Unity Linux embedded HMI, GPU usage at 100%

In our Unity Linux embedded project (running on 3 displays simultaneously), we noticed through profiling the integrated GPU on the Qualcomm 8155 chip using Snapdragon Profiler that the HMI process consumes almost 100% of the resources.
The tests we conducted included changes to the Quality and Player settings, modifications to the scriptable object of the URP settings, as well as AntiAliasing and PostProcess settings on the cameras themselves, all of which yielded poor results. The final test involved building the HMI demo project provided by Unity on the Asset Store (multiscreen setup with default settings), which produced the same result.
Attached are two images:

  1. The percentage of GPU usage and the clocks of the HMI process from the latest Unity HMI demo build. The moments where usage flatlines correspond to Linux freezing due to a SIGINT (is there a setting in Unity that could help avoid this?).
  2. The change in system-wide GPU usage after forcibly terminating the HMI process.

Any assistance in resolving this extreme GPU usage would be greatly appreciated.

There are no images attached.

Generally, if vSync is disabled, Unity will consume as much GPU resources as possible to render as many frames as possible. (unless your application is CPU limited)

If you would like to limit that, you can use Application.TargetFramerate.

Once you are limiting the frame rate, the time it takes to render the frames will still dependent on what you’re rendering. Without knowing your project, I can’t tell if it’s appropriate for the hardware and what the optimization possibilities are beyond that.

This means that if the time it takes the GPU to render content for your 3 displays is 16.6 ms and you’re limiting the frame rate to 60 fps, Unity will still use 99% CPU.

So if limiting the frame rate didn’t reduce CPU usage, I recommend using the rendering debugger to understand what your application is doing and reducing draw calls, simplifying shaders, reducing overdraw etc.

Strange… I do see them.
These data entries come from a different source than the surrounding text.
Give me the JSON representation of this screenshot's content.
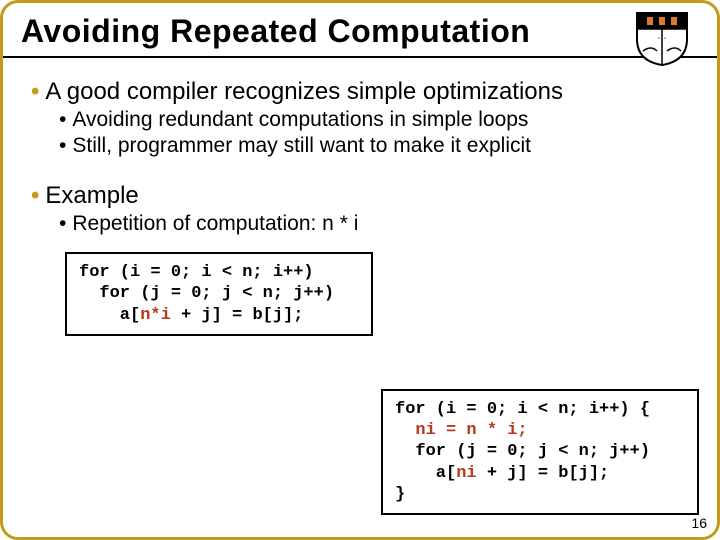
{
  "slide": {
    "title": "Avoiding Repeated Computation",
    "page_number": "16",
    "crest_alt": "princeton-shield"
  },
  "bullets": {
    "b1_1": "A good compiler recognizes simple optimizations",
    "b1_1_children": {
      "a": "Avoiding redundant computations in simple loops",
      "b": "Still, programmer may still want to make it explicit"
    },
    "b1_2": "Example",
    "b1_2_children": {
      "a": "Repetition of computation: n * i"
    }
  },
  "code": {
    "c1": {
      "l1_a": "for (i = 0; i < n; i++)",
      "l2_a": "  for (j = 0; j < n; j++)",
      "l3_a": "    a[",
      "l3_hl": "n*i",
      "l3_b": " + j] = b[j];"
    },
    "c2": {
      "l1_a": "for (i = 0; i < n; i++) {",
      "l2_a": "  ",
      "l2_hl": "ni = n * i;",
      "l3_a": "  for (j = 0; j < n; j++)",
      "l4_a": "    a[",
      "l4_hl": "ni",
      "l4_b": " + j] = b[j];",
      "l5_a": "}"
    }
  }
}
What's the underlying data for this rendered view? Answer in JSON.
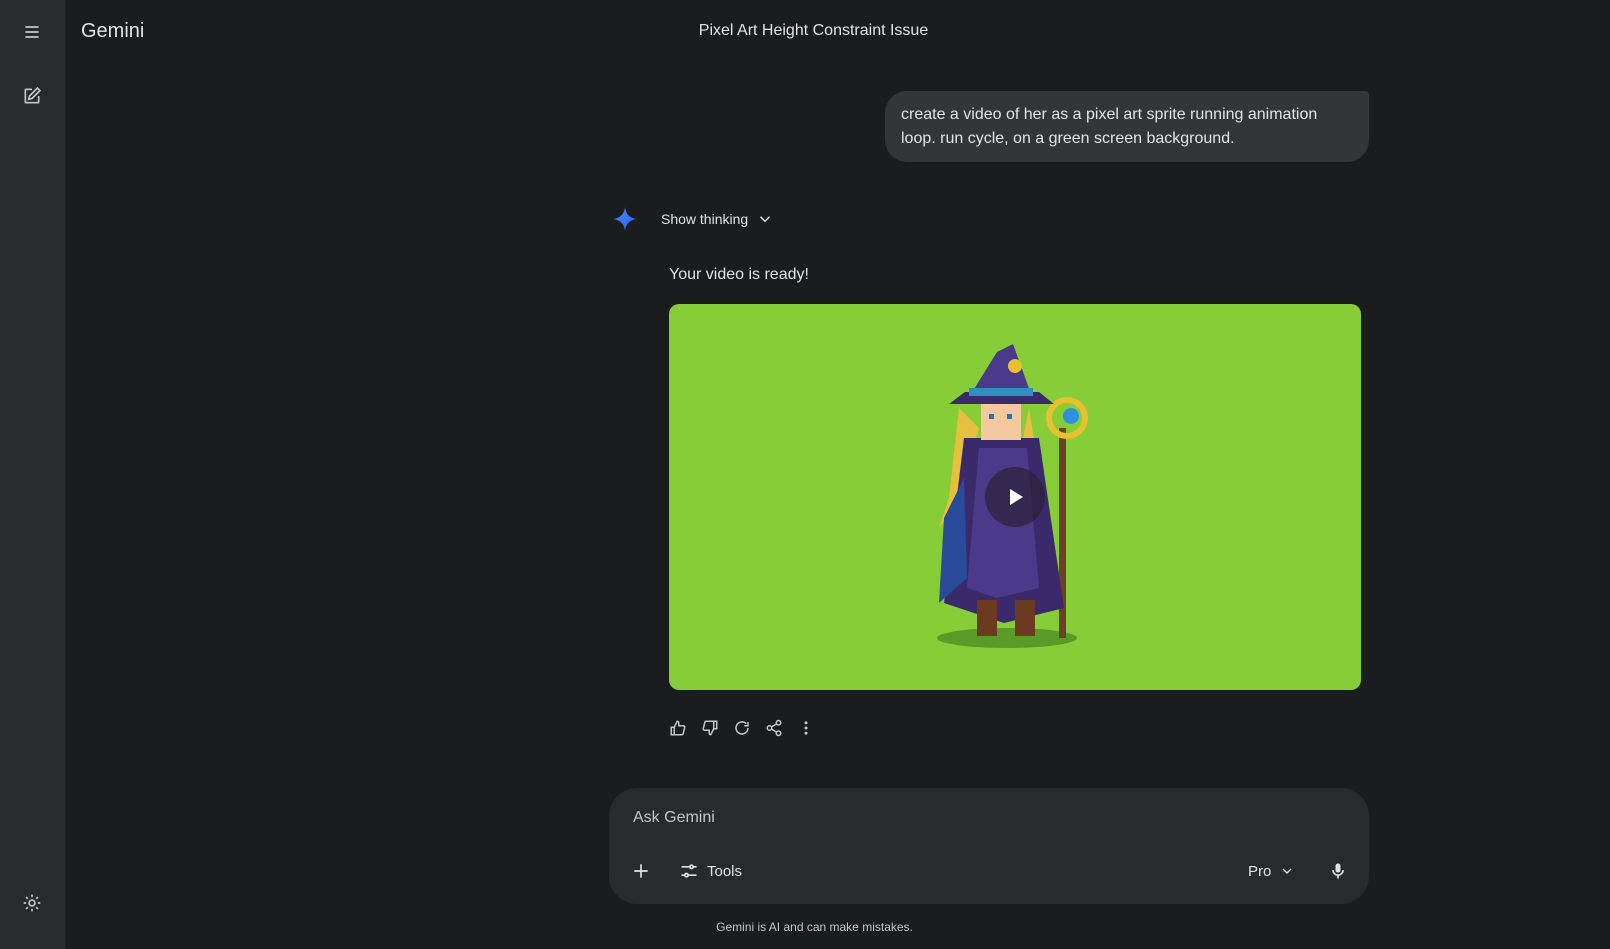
{
  "app": {
    "name": "Gemini"
  },
  "conversation": {
    "title": "Pixel Art Height Constraint Issue"
  },
  "user_message": {
    "text": "create a video of her as a pixel art sprite running animation loop. run cycle, on a green screen background."
  },
  "response": {
    "show_thinking_label": "Show thinking",
    "text": "Your video is ready!",
    "video": {
      "background_color": "#86cd37",
      "icon": "play-icon"
    }
  },
  "response_actions": [
    "thumb-up-icon",
    "thumb-down-icon",
    "regenerate-icon",
    "share-icon",
    "more-vert-icon"
  ],
  "composer": {
    "placeholder": "Ask Gemini",
    "tools_label": "Tools",
    "model_label": "Pro"
  },
  "disclaimer": "Gemini is AI and can make mistakes.",
  "colors": {
    "background": "#1b1c1d",
    "rail": "#282a2c",
    "bubble": "#333537",
    "composer": "#282a2c",
    "accent": "#4285f4"
  }
}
I’ll attach them again here

Can you see them now?

I did some other tests where I added a script that does the following:

private void Awake()
{
    Application.targetFrameRate = 30;
    Application.runInBackground = true; // just in case
    QualitySettings.vSyncCount = 1;
}

with poor results… From the profiler it looks like the framerate is at 60 regardless…

Another test I did is set the Render Scale to 0.5 wich dropped the GPU usage to 30% but as expected, it looks terrible and doesn’t represent the desired result.

These tests were made on the HMI Demo provided by Unity from the Asset Store (wich produced similar results to the original project). Just imported it with it’s settings and fixed the bug that prevents the HVAC scene to load on the correct Display.

It looks like you’ve already tested the obvious knobs, so the fact that even the Unity HMI demo behaves the same points to a platform + multi-display issue rather than just project settings.

A few key things to check:

  • Frame limiting: Unity will max out the GPU unless capped. Set Application.targetFrameRate (30/60) and verify VSync actually works across all 3 displays.
  • Multi-display cost: Each display may be triggering a full render, effectively tripling GPU load. Try testing with 1 display to confirm scaling.
  • URP settings: Even “disabled” features can cost. Make sure render scale < 1.0, shadows off, HDR off, and no extra lights.
  • SIGINT freezes: Likely not Unity itself—could be thermal throttling, driver instability, or compositor issues on Linux. Check system logs (dmesg) for GPU faults.

Also, on embedded systems like this (similar to automotive HMI or HVAC interfaces), hitting 100% GPU isn’t unusual if uncapped—the goal should be stable frame timing, not max utilization.